A Deep Dive into Significant Terms and Significant Text Bucket Aggregations in Elasticsearch
Posted by Kirill Goltsman December 11, 2018In this article, we’ll continue our overview of Elasticsearch bucket aggregations, focusing on significant terms and significant text aggregations. These aggregations are designed to search for interesting and/or unusual occurrences of terms in your datasets that can tell much about the hidden properties of your data. This functionality is especially useful for the following use cases:
- Identifying relevant documents for the user queries containing synonyms, acronyms, etc. For example, the significant terms aggregation could suggest documents with “bird flu” when the user searches for H1N1.
- Identifying anomalies and interesting occurrences in your data. For example, by filtering documents based on location, we could identify the most frequent crime types in particular areas.
- Identifying the most significant properties of a group of subjects using the significant terms aggregation on integer fields like height, weight, income, etc.

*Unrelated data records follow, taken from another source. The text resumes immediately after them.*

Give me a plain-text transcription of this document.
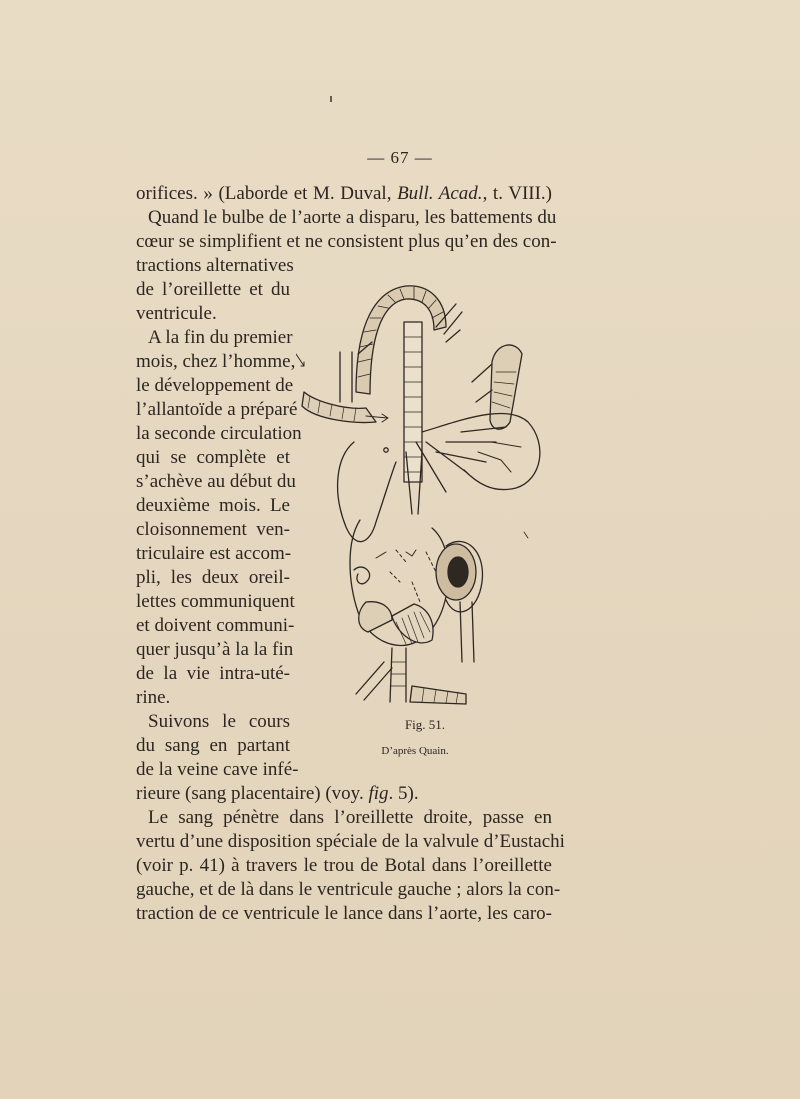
— 67 —
orifices. » (Laborde et M. Duval, Bull. Acad., t. VIII.)
Quand le bulbe de l’aorte a disparu, les battements du
cœur se simplifient et ne consistent plus qu’en des con-
tractions alternatives
de l’oreillette et du
ventricule.
A la fin du premier
mois, chez l’homme,
le développement de
l’allantoïde a préparé
la seconde circulation
qui se complète et
s’achève au début du
deuxième mois. Le
cloisonnement ven-
triculaire est accom-
pli, les deux oreil-
lettes communiquent
et doivent communi-
quer jusqu’à la la fin
de la vie intra-uté-
rine.
Suivons le cours
du sang en partant
de la veine cave infé-
rieure (sang placentaire) (voy. fig. 5).
Le sang pénètre dans l’oreillette droite, passe en
vertu d’une disposition spéciale de la valvule d’Eustachi
(voir p. 41) à travers le trou de Botal dans l’oreillette
gauche, et de là dans le ventricule gauche ; alors la con-
traction de ce ventricule le lance dans l’aorte, les caro-
Fig. 51.
D’après Quain.
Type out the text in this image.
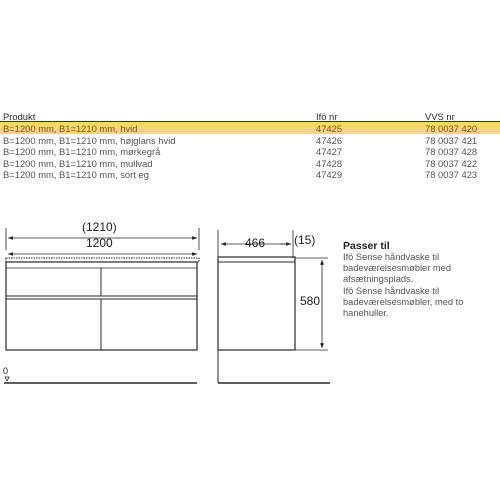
Produkt	Ifö nr	VVS nr
B=1200 mm, B1=1210 mm, hvid	47425	78 0037 420
B=1200 mm, B1=1210 mm, højglans hvid	47426	78 0037 421
B=1200 mm, B1=1210 mm, mørkegrå	47427	78 0037 428
B=1200 mm, B1=1210 mm, mullvad	47428	78 0037 422
B=1200 mm, B1=1210 mm, sort eg	47429	78 0037 423
(1210)
1200
0
466 (15)
580
Passer til
Ifö Sense håndvaske til
badeværelsesmøbler med
afsætningsplads.
Ifö Sense håndvaske til
badeværelsesmøbler, med to
hanehuller.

It should be noted that both significant terms and significant text aggregations perform complex statistical computations on documents retrieved by the direct query (foreground set) and all other documents in your index (background set). Therefore, both aggregations are computationally intensive and should be properly configured to work fast. However, once you master them with the help of this tutorial, you’ll acquire a powerful tool for building very useful features in your applications and getting useful insights from your datasets. Let’s get started!